7. Sometimes it’s Time to Drop Some Naps
Babies are experts at letting their parents know they are simply not tired. Sometimes naps can be dropped because of this. Below are suggestions which are just averages – they give you an idea if you feel it could be time to drop a nap during the day. Look at these estimations:
- From 3-5 months, you could drop from 4 to 3 naps
- From 6-9 months, you could drop from 3 to 2 naps
- From 14-18 months, you could drop from 2 to 1 nap
8. Bedtime and Waking Up Times
Remember that newborn babies (0-3 months) might have a later bedtime until they start to settle into normal sleeping times. But the ideal bedtime for babies after around 3 months would be from anytime between 18h00-20h00 evening and 06h00-08h00 morning time. Remember that all babies have been sleeping from light evening to morning since the start of time. If your baby is going to sleep late into the evening, there might be a good chance he will suffer from being overtired. Feedings that occur between 19h00-07h00 will be considered a night feeding. Night feedings in this time can continue as long as you feel your baby needs it. Ask your doctor for advice if you are considering weaning your baby from night time feeding.
9. Be Clever When You Change Nappies
If you change the diaper before his middle-of-the-night feed, you will be preventing the baby from waking completely after his feed is finished. When the baby wakes, change his nappy and swaddle him again, preparing him to continue sleeping immediately after his night feed. If you were to change the diaper after his night feed, the baby can very easily become complete alert, making it more difficult for him to go back to sleep.

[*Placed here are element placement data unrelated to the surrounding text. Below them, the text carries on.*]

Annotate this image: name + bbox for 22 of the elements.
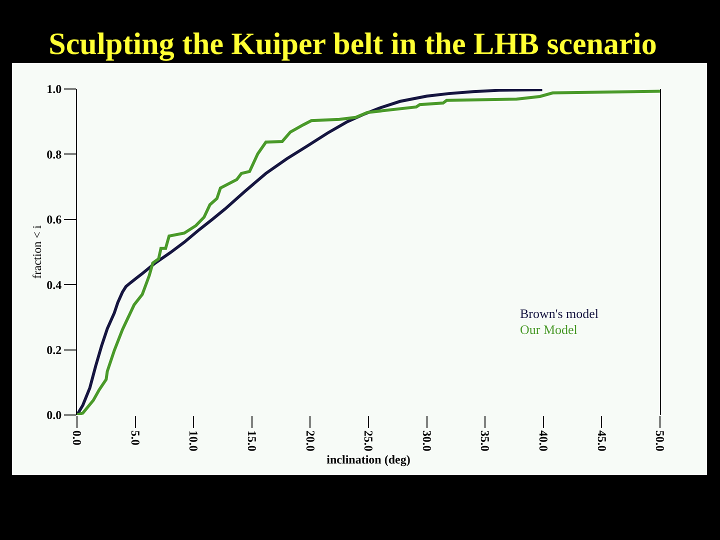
x-tick-label: 20.0 (303, 430, 318, 452)
x-axis-title: inclination (deg) (326, 452, 410, 466)
x-tick-label: 45.0 (594, 430, 609, 452)
y-axis-title: fraction < i (30, 224, 44, 279)
y-tick-label: 0.2 (46, 343, 62, 357)
text: Brown's model (520, 306, 599, 321)
x-tick-label: 10.0 (186, 430, 201, 452)
x-tick-label: 35.0 (478, 430, 492, 452)
x-tick-label: 0.0 (70, 430, 84, 446)
x-tick-label: 30.0 (420, 430, 434, 452)
y-tick-label: 0.4 (46, 278, 62, 292)
y-tick-label: 0.0 (46, 408, 62, 422)
x-tick-label: 50.0 (653, 430, 668, 452)
y-tick-label: 1.0 (46, 82, 62, 96)
x-tick-label: 15.0 (245, 430, 259, 452)
x-tick-label: 25.0 (362, 430, 376, 452)
x-tick-label: 5.0 (128, 430, 142, 446)
chart-title: Sculpting the Kuiper belt in the LHB scenario (48, 26, 657, 61)
y-tick-label: 0.8 (46, 147, 62, 162)
text: Our Model (520, 322, 578, 337)
y-tick-label: 0.6 (46, 212, 62, 227)
x-tick-label: 40.0 (536, 430, 550, 452)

10. Understand the Sleeping Ways of Babies
The more your little angel sleeps, the more he will sleep. If you keep your baby awake for longer in the hope it will encourage him to sleep more, hoping to make him more tired, will only result in him being over tired, over stimulated. Then he will have difficulty trying to get to sleep and stay asleep. Overtired babies generally sleep shorter and not longer.
11. Don’t Encourage Bad Sleeping Habits
Sometimes parents want to rush in immediately to see why the baby is crying or is restless at night. But often a baby will wake up, babble on a bit and then go back to sleep. The baby might even cry for a while or babble on and actually still be asleep. You need to give your baby time to see if he will resettle. Don’t just rush in every time you hear the slightest sound – this will help your precious little newborn to sleep better.
12. Put Baby to Sleep When He is Still Awake But He is Drowsy
Teach your little baby to fall asleep independently – all by himself. You are basically teaching him to fall asleep independently. Babies, just like adults do, can wake up during the night. And if he does not know how to get back to sleep he will cry upon waking, maybe without even a need. This can result in him getting used to waking at night and babbling longer than he needs to. As he gets older, he will drift off again independently. This will help him to sleep better all way round.
When All Is Said and Done
The bottom line is this. Encourage your baby with lots of naps and feeds during the day, as you follow the eat-wake-sleep cycle and routine. Pretty soon you’re going to be saying, “My baby is sleeping through the night” before you even know it! Understanding how a little baby ‘works’ and then following through with some great tips will help him on his way and give yourself some extra shut-eye and great pleasure in your little gem.